What is content marketing?

The Content Marketing Institute defines it as “the art of communicating with your customers and prospects without selling.”

This usually leads to the question, “How can I increase my bottom line if I can’t use my marketing to sell my products or services?”

The definition goes on to explain, “The essence of this content strategy is the belief that if we, as businesses, deliver consistent, ongoing valuable information to buyers, they ultimately reward us with their business and loyalty.”

Great, but how do you sell your stuff? 

While content marketing is gaining traction for all of the reasons above, you still need to encourage leads to take the next step in working with you. That’s why you can apply a 90/10 rule to your content marketing. 90% of your content should be educational, while 10% can focus on the call to action.

Here are some examples:

While it’s not appropriate to write a blog post about how great you are and why people should buy from you, you should encourage readers to subscribe to your blog. For example, place ads on the sidebar to get readers to visit other pages on your website. Use 90% of your blog page to provide valuable content and 10% for banner ads, opt-in boxes or subscription buttons.

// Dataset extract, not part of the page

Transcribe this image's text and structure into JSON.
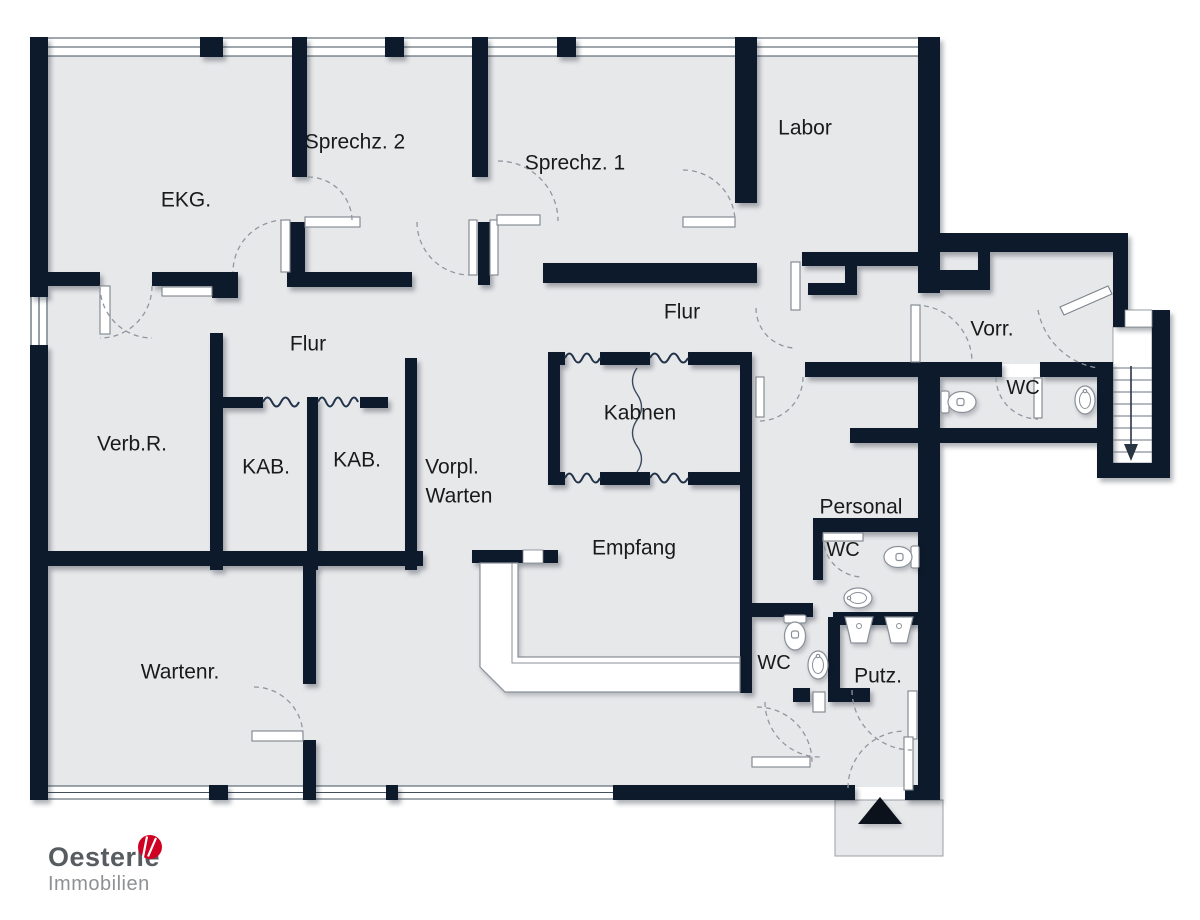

And while no one wants to read a white paper that’s a 10-page sales pitch, best practices state that you should discuss your solutions at the end of the white paper. If the first 90% of your white paper was entertaining and informative, readers will want to learn about how you can help.

What about you? Do you feel that content marketing should be used to drive sales, or is it all about educating your audience or something else? Feel free to share your thoughts below.